Pytania dotyczyły m.in. funkcjonowania SM, stanu otoczenia zewnętrznego, instalacji, budynków i estetyki, ale także relacji międzyludzkich, np. z pracownikami administracji osiedlowej czy służbami technicznymi. Pytano jeszcze o zaangażowanie mieszkańców w życie osiedla.
– Analizując odpowiedzi można stwierdzić, że mieszkańcy zauważają zmiany na osiedlach i doceniają to, co robimy – komentuje wyniki ankiety Mirosław Dąbrowski, prezes SM „Nadodrze”. – Jednak oczekiwania członków spółdzielni są coraz większe. Zwracają uwagę na obszary, które do niedawna były mniej ważne, a teraz stają się priorytetowymi. Kilkanaście lat temu mieliśmy problemy ze sprawami technicznymi, jak niedogrzanie budynków, przecieki na instalacjach. Te kwestie zostały już w znacznej mierze poprawione. Dlatego mieszkańcy kładą teraz nacisk na estetykę klatek schodowych, terenów zielonych i elewacji budynków. Coraz ważniejsza staje się jakość wykonywanych prac, a nie niski koszt. Dobra jest ocena naszej pracy jako zarządcy. Mimo to ankietowani wskazali nam kwestie do poprawy. Oczekują rzetelnego stosunku do pracy, wyrażającego się głównie solidnością i kompetencją. Ważna jest też terminowość, słowność. Będziemy korzystać z tych wskazówek, by przy kolejnej ankiecie ta ocena była jeszcze lepsza – zapewnia prezes Dąbrowski.

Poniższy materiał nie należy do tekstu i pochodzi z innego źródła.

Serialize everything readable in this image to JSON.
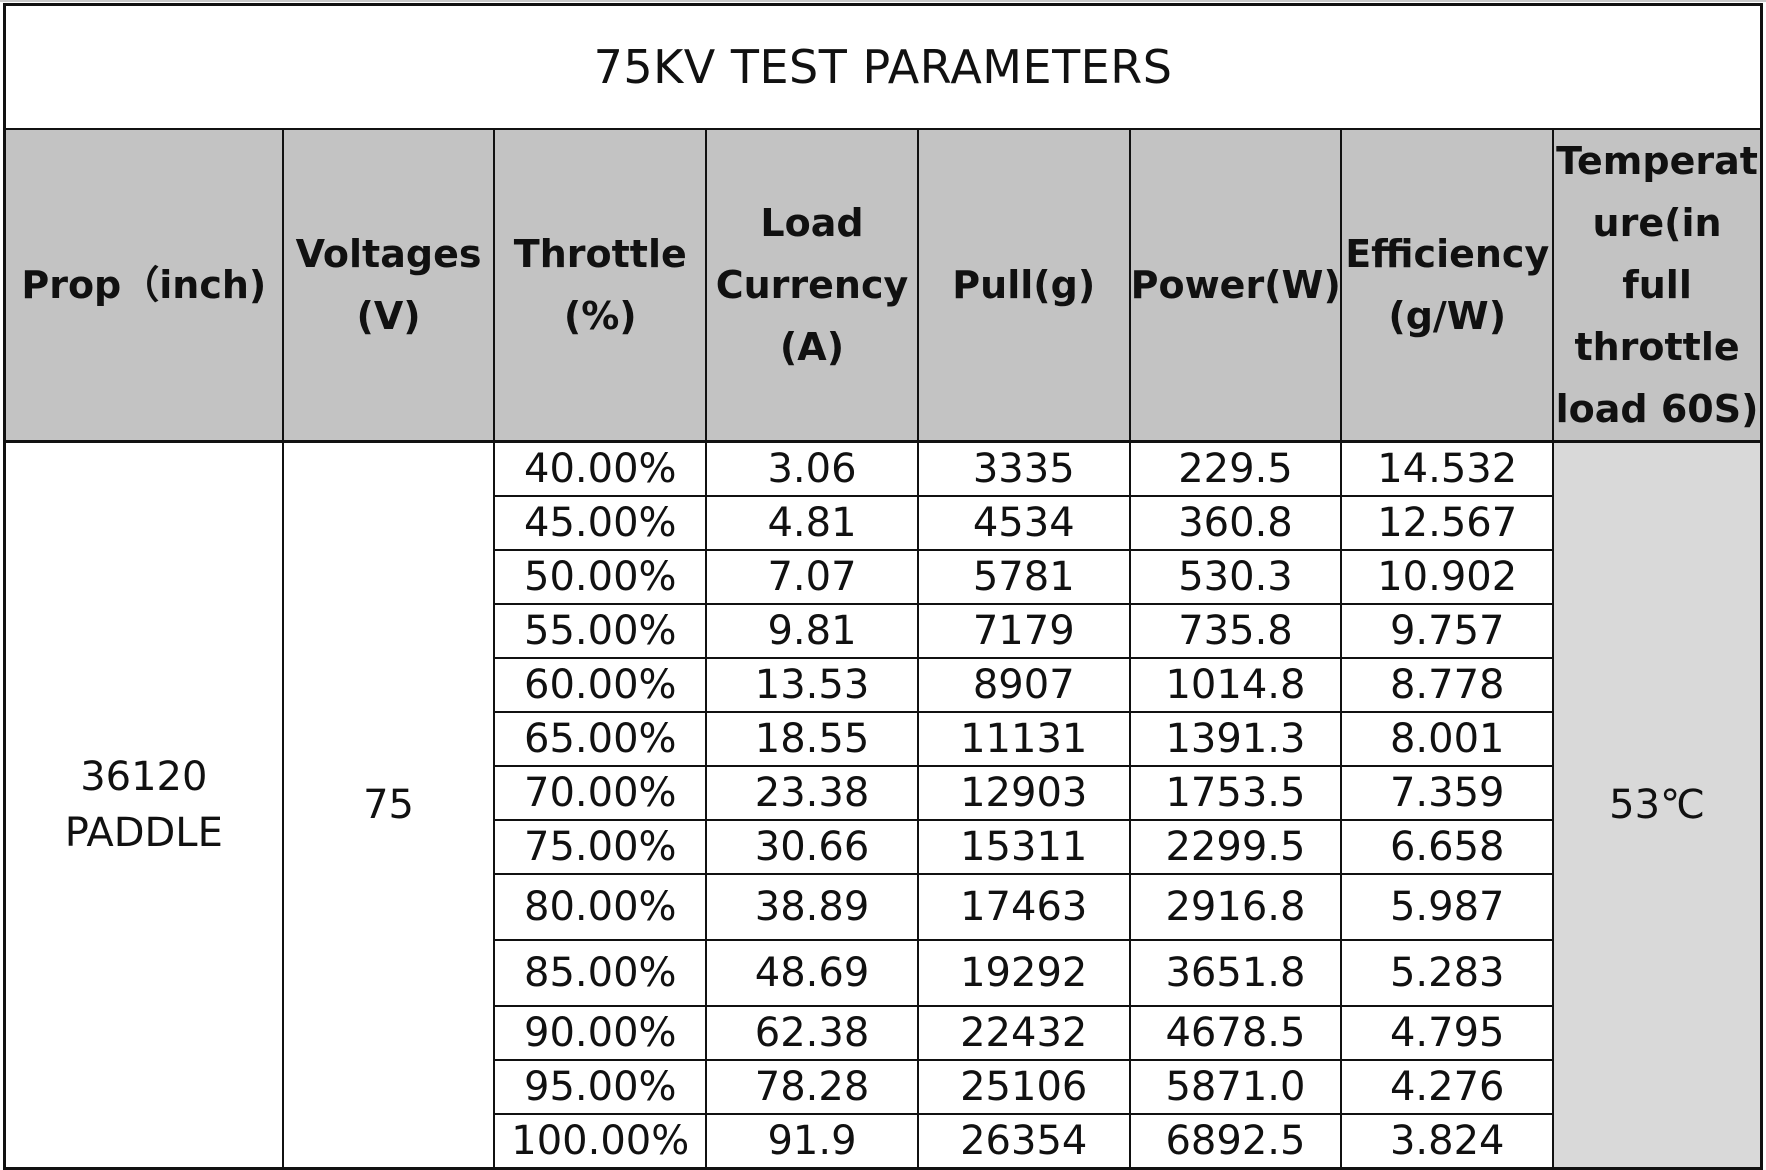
{
  "title": "75KV TEST PARAMETERS",
  "headers": {
    "prop": "Prop（inch)",
    "voltages": [
      "Voltages",
      "(V)"
    ],
    "throttle": [
      "Throttle",
      "(%)"
    ],
    "load_currency": [
      "Load",
      "Currency",
      "(A)"
    ],
    "pull": "Pull(g)",
    "power": "Power(W)",
    "efficiency": [
      "Efficiency",
      "(g/W)"
    ],
    "temperature": [
      "Temperat",
      "ure(in full",
      "throttle",
      "load 60S)"
    ]
  },
  "prop_value": [
    "36120",
    "PADDLE"
  ],
  "voltage_value": "75",
  "temperature_value": "53℃",
  "rows": [
    {
      "throttle": "40.00%",
      "current": "3.06",
      "pull": "3335",
      "power": "229.5",
      "efficiency": "14.532"
    },
    {
      "throttle": "45.00%",
      "current": "4.81",
      "pull": "4534",
      "power": "360.8",
      "efficiency": "12.567"
    },
    {
      "throttle": "50.00%",
      "current": "7.07",
      "pull": "5781",
      "power": "530.3",
      "efficiency": "10.902"
    },
    {
      "throttle": "55.00%",
      "current": "9.81",
      "pull": "7179",
      "power": "735.8",
      "efficiency": "9.757"
    },
    {
      "throttle": "60.00%",
      "current": "13.53",
      "pull": "8907",
      "power": "1014.8",
      "efficiency": "8.778"
    },
    {
      "throttle": "65.00%",
      "current": "18.55",
      "pull": "11131",
      "power": "1391.3",
      "efficiency": "8.001"
    },
    {
      "throttle": "70.00%",
      "current": "23.38",
      "pull": "12903",
      "power": "1753.5",
      "efficiency": "7.359"
    },
    {
      "throttle": "75.00%",
      "current": "30.66",
      "pull": "15311",
      "power": "2299.5",
      "efficiency": "6.658"
    },
    {
      "throttle": "80.00%",
      "current": "38.89",
      "pull": "17463",
      "power": "2916.8",
      "efficiency": "5.987"
    },
    {
      "throttle": "85.00%",
      "current": "48.69",
      "pull": "19292",
      "power": "3651.8",
      "efficiency": "5.283"
    },
    {
      "throttle": "90.00%",
      "current": "62.38",
      "pull": "22432",
      "power": "4678.5",
      "efficiency": "4.795"
    },
    {
      "throttle": "95.00%",
      "current": "78.28",
      "pull": "25106",
      "power": "5871.0",
      "efficiency": "4.276"
    },
    {
      "throttle": "100.00%",
      "current": "91.9",
      "pull": "26354",
      "power": "6892.5",
      "efficiency": "3.824"
    }
  ],
  "colors": {
    "header_bg": "#c3c3c3",
    "temperature_bg": "#d9d9d9",
    "border": "#111111"
  }
}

Mieszkańcy sugerowali też nowe inwestycje czy rozwiązania techniczne na osiedlach, ale już wiadomo, że niektórych pomysłów nie da się zrealizować. To np. zainstalowanie wind w blokach czteropiętrowych. Albo budowa nowych parkingów. Powodów, jak wyjaśnia prezes SM, jest kilka. Tereny, na których Spółdzielnia mogłaby to zrobić, praktycznie już się skończyły. Po drugie, według ustawy, to gmina odpowiada za powstanie takiej infrastruktury. W końcu, coraz częściej słychać głosy innych mieszkańców, że osiedla są dla ludzi, a nie dla samochodów.
Anonimowa ankieta została przeprowadzona między 15 października a 15 listopada zeszłego roku, głównie przez studentów trzeciego roku pedagogiki z Państwowej Wyższej Szkoły Zawodowej w Głogowie. Zawierała 36 pytań. Analizie poddano 501 ankiet, bo tyle kompletnie wypełnionych arkuszy zwrócili mieszkańcy.
Była to trzecia ankieta przeprowadzona w zasobach SM „Nadodrze”. Poprzednie Spółdzielnia zorganizowała samodzielnie w 2004 i 2011 roku. Tym razem zleciła to zadanie Pracowni Badań Regionalnych przy PWSZ w Głogowie.